Gay aggrediti a Chieti: spunta anche una pistola

Uno degli ultrà avrebbe mostrato l'arma per minacciare il gruppo all'uscita del pub

CHIETI. Il calcio di una pistola che spunta dalla cinta dei pantaloni e la minaccia di utilizzare «il ferro» contro un gruppo di gay (e non solo) all'uscita di un pub. Si arricchisce di particolari ancora più inquietanti l'attacco omofobo messo in atto la notte tra il 3 e il 4 giugno, allo Scalo, da un nutrito gruppo di teppisti. Dopo il coro di insulti, minacce, lanci di frutta e bottiglie contro una ventina di giovani riuniti a Chieti per una festa, ieri la prima denuncia contro ignoti presentata in procura dalle associazioni Arcigay di Chieti e Jonathan Diritti in movimento assistite da sempre dall'avvocato di Teramom Andrea Cerrone.

«Per adesso è stata presentata una denuncia, ma ne arriveranno altre» rivela Cerrone che aggiunge nuovi particolari sull'aggressione attribuita, ma ancora tutta da accertare, a una banda di ultrà del Chieti con tanto di bandiere neroverdi al seguito. «Un fatto grave» sostiene l'avvocato «che denota un forte disagio sociale. Malessere che non deve essere sottovalutato. Testimoni oculari avrebbero visto un giovane con felpa marchiata con simboli nazisti riferibili alle SS, travisato in volto, mostrare il calcio di una pistola. Arma infilata nella cinta dei pantaloni» aggiunge «posto che la pistola potesse essere un'arma giocattolo ciò che va censurato senza attenuanti è il grave gesto intimidatorio nei confronti di persone che stavano insieme pacificamente per strada dopo aver partecipato a una normalissima festa».

Poi l'appello rivolto alle forze dell'ordine affinché venga fatta chiarezza sull'episodio e soprattutto vengano individuati gli aggressori. «La polizia» esorta il legale «esamini subito le riprese effettuate dalle telecamere esterne della stazione ferroviaria per individuare chi ha scatenato il grave atto di intolleranza di genere». Poi puntualizza: «Le bandiere neroverdi c'erano, ma se si trattasse di tifosi esagitati non è certo». Cosa certa è che il campanello del disagio sociale squilla all'impazzata e che bisogna fare qualcosa per contrastarlo. A testimonianza del fenomeno anche le aggressioni a ripetizione, sempre allo Scalo, messe a segno da ultrà teatini a danno di tifosi del Pescara.
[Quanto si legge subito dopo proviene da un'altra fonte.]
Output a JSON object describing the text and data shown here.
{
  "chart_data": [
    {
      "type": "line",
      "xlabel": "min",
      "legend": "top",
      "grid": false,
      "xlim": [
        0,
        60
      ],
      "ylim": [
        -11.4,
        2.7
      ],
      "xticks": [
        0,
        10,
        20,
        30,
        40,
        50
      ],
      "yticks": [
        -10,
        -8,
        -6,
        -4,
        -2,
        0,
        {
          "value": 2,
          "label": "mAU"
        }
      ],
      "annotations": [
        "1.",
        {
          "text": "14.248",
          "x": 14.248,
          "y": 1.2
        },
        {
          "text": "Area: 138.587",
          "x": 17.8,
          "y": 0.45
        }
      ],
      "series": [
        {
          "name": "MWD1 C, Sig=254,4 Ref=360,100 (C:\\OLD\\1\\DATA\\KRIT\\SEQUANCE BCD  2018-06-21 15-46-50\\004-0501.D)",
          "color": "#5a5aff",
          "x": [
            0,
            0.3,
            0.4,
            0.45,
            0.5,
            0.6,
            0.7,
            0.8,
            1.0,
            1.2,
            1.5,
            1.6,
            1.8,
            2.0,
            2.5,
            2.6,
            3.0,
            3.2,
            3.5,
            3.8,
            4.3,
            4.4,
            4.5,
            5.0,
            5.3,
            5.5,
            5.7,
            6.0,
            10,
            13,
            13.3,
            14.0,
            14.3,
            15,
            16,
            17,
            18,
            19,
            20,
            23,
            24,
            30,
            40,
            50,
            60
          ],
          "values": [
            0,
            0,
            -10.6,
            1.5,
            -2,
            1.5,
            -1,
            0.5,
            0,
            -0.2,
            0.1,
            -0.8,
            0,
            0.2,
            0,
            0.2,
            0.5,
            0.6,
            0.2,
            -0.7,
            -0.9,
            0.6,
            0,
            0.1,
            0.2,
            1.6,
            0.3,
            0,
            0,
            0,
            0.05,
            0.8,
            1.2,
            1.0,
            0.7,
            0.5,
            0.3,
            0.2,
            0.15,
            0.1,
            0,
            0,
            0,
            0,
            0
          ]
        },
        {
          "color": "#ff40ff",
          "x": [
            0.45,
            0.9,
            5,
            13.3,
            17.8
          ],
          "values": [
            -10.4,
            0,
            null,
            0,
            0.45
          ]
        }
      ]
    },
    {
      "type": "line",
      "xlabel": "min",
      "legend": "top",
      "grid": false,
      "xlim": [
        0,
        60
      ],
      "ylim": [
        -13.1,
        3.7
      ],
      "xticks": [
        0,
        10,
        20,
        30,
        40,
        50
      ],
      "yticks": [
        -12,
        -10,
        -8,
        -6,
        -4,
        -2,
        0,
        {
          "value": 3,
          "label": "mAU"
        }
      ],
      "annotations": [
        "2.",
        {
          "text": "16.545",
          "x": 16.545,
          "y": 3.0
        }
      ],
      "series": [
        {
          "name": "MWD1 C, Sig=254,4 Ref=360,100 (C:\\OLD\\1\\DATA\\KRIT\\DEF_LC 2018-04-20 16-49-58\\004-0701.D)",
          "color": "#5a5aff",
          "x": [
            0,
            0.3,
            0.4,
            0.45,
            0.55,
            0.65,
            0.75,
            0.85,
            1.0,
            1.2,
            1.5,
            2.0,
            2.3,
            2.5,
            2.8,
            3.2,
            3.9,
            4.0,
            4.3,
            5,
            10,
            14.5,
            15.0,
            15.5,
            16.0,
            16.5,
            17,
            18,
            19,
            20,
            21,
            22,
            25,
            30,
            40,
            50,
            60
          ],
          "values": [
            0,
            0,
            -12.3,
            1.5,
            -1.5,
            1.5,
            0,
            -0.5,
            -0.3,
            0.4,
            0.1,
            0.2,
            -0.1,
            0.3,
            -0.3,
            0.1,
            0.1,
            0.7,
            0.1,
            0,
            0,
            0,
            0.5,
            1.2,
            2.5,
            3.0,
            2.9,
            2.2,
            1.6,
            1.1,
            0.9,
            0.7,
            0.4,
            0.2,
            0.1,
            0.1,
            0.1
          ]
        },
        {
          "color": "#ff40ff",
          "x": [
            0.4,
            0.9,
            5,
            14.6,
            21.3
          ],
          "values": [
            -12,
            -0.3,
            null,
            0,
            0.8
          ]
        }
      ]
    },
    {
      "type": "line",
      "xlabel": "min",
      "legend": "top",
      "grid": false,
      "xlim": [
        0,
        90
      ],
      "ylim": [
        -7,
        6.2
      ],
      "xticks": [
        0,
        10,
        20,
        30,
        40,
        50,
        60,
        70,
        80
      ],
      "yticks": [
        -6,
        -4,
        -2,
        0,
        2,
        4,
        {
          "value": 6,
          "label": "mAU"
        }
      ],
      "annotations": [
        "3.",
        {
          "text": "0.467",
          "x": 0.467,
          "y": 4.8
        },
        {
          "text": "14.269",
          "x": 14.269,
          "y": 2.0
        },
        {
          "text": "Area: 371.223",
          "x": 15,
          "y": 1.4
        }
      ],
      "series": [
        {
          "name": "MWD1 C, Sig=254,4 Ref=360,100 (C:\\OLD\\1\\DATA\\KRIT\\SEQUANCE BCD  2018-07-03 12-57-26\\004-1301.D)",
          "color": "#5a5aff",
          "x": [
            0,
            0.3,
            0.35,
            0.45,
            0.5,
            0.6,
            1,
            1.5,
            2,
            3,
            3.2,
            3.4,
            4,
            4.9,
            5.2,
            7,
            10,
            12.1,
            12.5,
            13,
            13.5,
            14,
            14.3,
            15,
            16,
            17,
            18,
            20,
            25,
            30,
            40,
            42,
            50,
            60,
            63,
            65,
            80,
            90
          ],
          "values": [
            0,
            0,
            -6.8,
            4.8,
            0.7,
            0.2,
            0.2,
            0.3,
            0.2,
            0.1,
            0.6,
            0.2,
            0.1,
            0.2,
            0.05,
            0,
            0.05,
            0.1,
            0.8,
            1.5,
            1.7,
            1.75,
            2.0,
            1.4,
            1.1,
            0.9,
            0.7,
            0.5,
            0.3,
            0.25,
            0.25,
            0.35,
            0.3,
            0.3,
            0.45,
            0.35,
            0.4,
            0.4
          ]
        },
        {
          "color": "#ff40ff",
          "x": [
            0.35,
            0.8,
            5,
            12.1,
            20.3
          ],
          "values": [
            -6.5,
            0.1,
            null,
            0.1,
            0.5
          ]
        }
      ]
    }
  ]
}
«La comunità gay comunque non si lascerà intimidire» annuncia Cerrone «ci saranno altre feste, la prossima il 24. In quella occasione si spera in un controllo più efficace da parte delle forze dell'ordine a garanzia dell'incolumità pubblica». «Dispiaciuto e amareggiato per l'episodio omofobo» il sindaco Umberto Di Primio che però tiene a sottolineare: «Fatto grave, ma episodico. Ho già sollecitato le forze dell'ordine a controlli notturni più serrati nell'area dello Scalo per scoraggiare teppistelli di nessun conto, ma sostenere in modo del tutto strumentale che la città non è più sicura è un errore che nuoce soprattutto all'immagine di Chieti. Chi poi dà sfogo a sentimenti omofobi o razzisti esibendo simboli di un passato perché continuino a far terrore deve essere subito marginalizzato e punito con estrema severità».

Per Sel l'aggressione ai gay «è un gesto vergognoso e non possiamo non esprimere solidarietà ai giovani colpiti da questa violenza inaudita ed esecrabile» dice Rooberto Ettorre, della segreteria regionale. «La nostra società» prosegue «è libera ed ognuno deve essere messo nelle condizioni di compiere le proprie scelte di vita nella massima libertà possibile. Questi raid omofobi dimostrano che esistono ancora sacche di intolleranza e violenza che vanno combattute su tutti i fronti e con fermezza». Anche per Jessica Verzulli di Giovane Italia(Pdl) sono «inaccettabili le gesta omofobe». Nel comunicato emesso dalla questura di Chieti si tiene comunque a precisare che «nessuna delle persone oggetto del lancio di bottiglie e mele risulta aver fatto ricorso alle cure dei sanitari dell'ospedale» e che le indagini della Digos proseguono. Indagini che dovranno accertare anche se la pistola esibita era vera.